From 1991-1999, 450 such 20-mph speed limits were introduced in the UK. By 2003, there had been a 56% decrease in accidents and a 90% decrease in fatal / serious injuries. The biggest reductions were in child / pedestrian injuries.
Road safety – reducing crashes, injuries and accidents – saving lives…
50% of road casualties in 2018, occurred on 30-mph roads. The World Health Organisation identified the most effective way to improve pedestrian safety was reducing vehicle speed. Figures and evidence here alone justify the move to 20-mph. Speed (and longer stopping distances) significantly increases the risk of injury in collisions.
ROSPA identifies a fatality risk of 1.5% when struck by a car at 20-mph rising to 8% at 30-mph. If your child runs into the road and a driver hits the brakes, a car travelling at 30-mph would be doing 24-mph when the car travelling at 20-mph had stopped. The safety argument is hard to contest, saving up to 100 lives in Wales over 10 years and preventing up to 20,000 injuries.
Improved health / well-being…
Vehicle speed is the main reason why people do not walk, cycle or allow their children to walk, cycle or scooter to school. Lower speeds encourage active modes of travel such as walking & cycling. It’s not only safer for children to walk to school, older people also feel able to travel more independently and safely. This reduces the number of cars on our roads; and in turn reduces congestion for those with no other choice.
Improved air quality and environment…
Driving at 20-mph does not mean extra pollution. Speed in residential areas is not continuous or steady. You are always braking, accelerating, pulling out at junctions, stopping at traffic lights, overtaking parked buses, delivery vans etc.

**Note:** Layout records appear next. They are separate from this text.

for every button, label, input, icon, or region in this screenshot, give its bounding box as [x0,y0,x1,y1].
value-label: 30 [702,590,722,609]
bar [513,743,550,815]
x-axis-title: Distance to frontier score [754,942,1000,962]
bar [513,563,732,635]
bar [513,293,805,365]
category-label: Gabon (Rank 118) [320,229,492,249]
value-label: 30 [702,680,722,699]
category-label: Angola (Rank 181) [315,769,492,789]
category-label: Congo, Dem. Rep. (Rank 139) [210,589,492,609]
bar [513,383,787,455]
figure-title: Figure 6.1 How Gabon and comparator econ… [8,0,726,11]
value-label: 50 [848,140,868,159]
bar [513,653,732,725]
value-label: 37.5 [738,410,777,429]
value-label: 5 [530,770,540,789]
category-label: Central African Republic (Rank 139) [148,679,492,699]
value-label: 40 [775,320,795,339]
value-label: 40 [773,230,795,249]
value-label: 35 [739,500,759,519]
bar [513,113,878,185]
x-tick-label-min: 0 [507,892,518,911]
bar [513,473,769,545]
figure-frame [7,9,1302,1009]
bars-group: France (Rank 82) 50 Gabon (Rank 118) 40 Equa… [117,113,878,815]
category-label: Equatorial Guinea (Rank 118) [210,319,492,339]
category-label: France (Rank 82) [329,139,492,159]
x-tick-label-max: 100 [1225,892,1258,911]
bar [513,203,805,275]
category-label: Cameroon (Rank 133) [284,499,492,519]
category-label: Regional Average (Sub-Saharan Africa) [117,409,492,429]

Factors contributing to pollution levels are driving style; acceleration; braking; vehicle condition; distance travelled and engine temperature. 20-mph should improve the smooth flow of traffic. Driving smoothly reduces particulate emissions. Particulate emissions especially smaller PM2.5 ones are linked with respiratory problems, diabetes, mental health conditions, depression and autism.
Costs and savings…
Welsh Government analysis puts the direct costs of the policy (changing road signs, markings and the marketing campaign) at c. £32.5m (spread over 2022-27) and the cost to the economy, c. £6.4bn (over 30 years).
Hayward identified that the £32.5m will be quickly recovered as the cost-savings from reduced deaths and serious injuries will be substantial. This also benefits the Welsh NHS more widely across other areas.
£6.4bn over 30 years equates to c. £200m pa – still a huge number. Much of these costs are attributed to short journeys. If you remove these disproportionally expensive short journeys from the equation, the costs fall to c. £57m pa, which again could easily be offset by the savings from fewer accidents.
ROSPA received concerns that traffic calming in 20-mph zones had negative consequences, such as vehicle damage, injury to passengers, slowing down emergency vehicles and increasing vehicle emissions.
Research showed no evidence of vehicle damage from properly negotiating humps and no permanent changes to vehicle suspensions. Levels of passenger discomfort were generally acceptable if speed limits met, and spinal impact was an order of magnitude lower than that which caused injury.
Further research showed that delays to emergency vehicles were generally in the region of small numbers of seconds.
- Many countries already do it, and it works.
- Councils can keep major roads at 30-mph and arterial roads in/out of cities will not change.
- Over 0.5m children will find their walk or cycle to school safer and healthier.
- Fewer accidents and bumps which clog up towns/cities will lead to less congestion.
- Noise pollution reduced in built-up areas.
My final thoughts…
Evidence shows that 20-mph default speed limits on residential roads, outside schools and busy pedestrian areas saves lives and reduces injuries. They improve the environment create safer communities and make quieter, more pleasant places, where people feel able to walk / cycle. They reduce air pollution and benefit people’s health and the local economy.
Getting to 30-mph requires twice the energy as getting to 20-mph. People living in communities with existing 20-mph limits are positive about the changes.
Of course, 20-mph seems slow. That’s the point. It may be annoying at first as we all, as drivers, want to be at our destination. But think of the cyclists and pedestrians that benefit so hugely, and the reduced air and noise pollution.
Finally, consider that when seat belts were first introduced 40 years ago, in 1983, some will recall the widespread resistance to the change. Who would consider driving without them now?